Nederland in de jaren 50

Nederland heeft in de jaren vijftig van de 20e eeuw een bijzondere periode beleefd. Na de Tweede Wereldoorlog kwam eerst een periode van herstel. Het land moest weer worden opgebouwd, hetgeen lukte met hulp uit onder andere de Verenigde Staten in de vorm van het Marshallplan. De mensen die ongeschonden dan wel geschonden uit de oorlog gekomen waren, begonnen de toekomst weer met optimisme tegemoet te zien. Dit uitte zich onder andere in een geboortegolf.

Aanleiding en verandering[bewerken | brontekst bewerken]

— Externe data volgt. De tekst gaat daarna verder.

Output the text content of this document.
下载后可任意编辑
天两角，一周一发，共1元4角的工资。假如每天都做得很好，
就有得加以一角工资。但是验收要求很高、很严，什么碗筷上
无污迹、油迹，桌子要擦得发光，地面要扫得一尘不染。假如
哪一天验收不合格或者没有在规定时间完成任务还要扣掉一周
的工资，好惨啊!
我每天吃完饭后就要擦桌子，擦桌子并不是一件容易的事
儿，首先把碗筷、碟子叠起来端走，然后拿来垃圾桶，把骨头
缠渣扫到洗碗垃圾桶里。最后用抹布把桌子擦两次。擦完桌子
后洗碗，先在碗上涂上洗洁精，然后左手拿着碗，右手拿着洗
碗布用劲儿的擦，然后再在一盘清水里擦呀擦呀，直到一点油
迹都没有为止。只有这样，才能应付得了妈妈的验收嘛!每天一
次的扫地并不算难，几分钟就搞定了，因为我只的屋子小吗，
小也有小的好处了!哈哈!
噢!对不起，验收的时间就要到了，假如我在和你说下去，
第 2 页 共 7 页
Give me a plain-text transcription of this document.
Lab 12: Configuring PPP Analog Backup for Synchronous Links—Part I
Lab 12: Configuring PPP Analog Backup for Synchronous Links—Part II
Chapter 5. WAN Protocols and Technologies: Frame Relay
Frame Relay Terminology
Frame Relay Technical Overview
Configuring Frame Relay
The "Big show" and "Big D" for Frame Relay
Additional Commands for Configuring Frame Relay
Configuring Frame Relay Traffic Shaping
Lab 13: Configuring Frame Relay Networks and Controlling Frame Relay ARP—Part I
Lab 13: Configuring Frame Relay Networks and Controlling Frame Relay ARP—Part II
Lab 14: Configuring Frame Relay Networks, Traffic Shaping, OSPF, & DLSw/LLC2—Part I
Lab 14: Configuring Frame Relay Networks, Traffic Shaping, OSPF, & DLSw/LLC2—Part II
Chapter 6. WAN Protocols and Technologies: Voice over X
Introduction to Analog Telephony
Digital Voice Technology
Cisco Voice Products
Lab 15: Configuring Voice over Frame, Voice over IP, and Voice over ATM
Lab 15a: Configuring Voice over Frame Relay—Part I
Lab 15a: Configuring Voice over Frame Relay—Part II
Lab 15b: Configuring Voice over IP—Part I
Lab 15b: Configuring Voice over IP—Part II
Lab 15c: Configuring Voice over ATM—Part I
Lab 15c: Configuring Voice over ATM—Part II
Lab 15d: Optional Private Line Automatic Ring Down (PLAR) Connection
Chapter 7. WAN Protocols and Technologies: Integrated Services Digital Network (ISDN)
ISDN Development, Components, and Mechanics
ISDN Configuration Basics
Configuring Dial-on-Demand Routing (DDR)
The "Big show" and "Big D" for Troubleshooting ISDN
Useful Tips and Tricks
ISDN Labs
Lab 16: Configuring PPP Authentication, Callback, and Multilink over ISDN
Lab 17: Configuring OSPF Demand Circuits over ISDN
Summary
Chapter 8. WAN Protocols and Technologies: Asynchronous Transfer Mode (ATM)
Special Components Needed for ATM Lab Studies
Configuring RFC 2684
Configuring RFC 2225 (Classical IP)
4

Nederland had altijd op twee steunpilaren vertrouwd te midden van de grotere landen van Europa: neutraliteit en een koloniaal rijk (vooral Indonesië). Hitler en Soekarno hadden in de jaren veertig daar voorgoed een streep door gezet. Men geloofde nog vast aan "Indie verloren, rampspoed geboren". Er waren wat ideeën over een 'Verenigd Europa', maar dat zou toch nooit werken, zo was de algemene teneur. Nederland was overbevolkt met 12 miljoen mensen en dus subsidieerde de regering iedereen die wilde emigreren naar Canada, Australië of Zuid-Afrika.

Met de moed der wanhoop stortte men zich op hard werken, zuinig zijn en toch maar proberen of de Europese grenzen niet wat verder open konden voor de handel. Nederland werd dus lid van de EGKS (later EEG, nog later de Europese Unie).

Tot ieders verbazing werkte deze politiek. Aan het einde van de jaren vijftig was Nederland hard op weg een rijk land te worden en vroegen veel mensen zich af hoe dat ook weer zat met die rampspoed.

Koloniën[bewerken | brontekst bewerken]

Dat betekende dat de houding ten opzichte van het kolonialisme volledig omsloeg. Er waren nog wat stukjes koloniaal rijk over: Suriname, de Antillen en Nederlands-Nieuw-Guinea (West-Papoea). In 1954 kregen Suriname en Antillen een Statuut met zelfbestuur, in voorbereiding op onafhankelijkheid. Ook de Papoea's werd onafhankelijkheid beloofd, en Joseph Luns (de minister van Buitenlandse Zaken) hield koppig vast aan zijn streven om dit gebied niet aan Soekarno te hoeven afdragen. Oorspronkelijk hield dat meer verband met vermeende rampspoed (lees: kolonialisme) dan met de belangen van de Papoea's, maar het werd wel allengs duidelijk dat de Papoea's niet veel goeds van Indonesië te verwachten hadden.

Rampspoed had namelijk eerder het pas onafhankelijke Indonesië getroffen dan Nederland zelf. Economisch ging het slecht. Soekarno probeerde dat te verhullen door een agressieve politiek, eerst tegen Nederland, later tegen Maleisië. In 1957 werden de laatste Nederlanders uit Indonesië gezet en hun bedrijven genaast. Het gevolg was nog meer economische achteruitgang in deze voormalige kolonie.

Binnenland[bewerken | brontekst bewerken]

Wat betreft het binnenland stond deze periode in het teken van Willem Drees, die met zijn vier kabinetten een stempel zette op de samenleving. Vooral de sociale wetgeving van "vadertje Drees" maakte veel los, en verschafte vooral de ouderen veel meer vrijheid en onafhankelijkheid. De emancipatie die voor de oorlog was begonnen in progressieve kringen van arbeiders, waarbinnen het socialisme opkwam, kreeg een sterke impuls in de jaren vijftig en zestig. De watersnood van 1953 zorgde niet alleen voor een groot verlies aan mensenlevens, maar ook voor veel schade aan de veestapels, gebouwen en infrastructuur.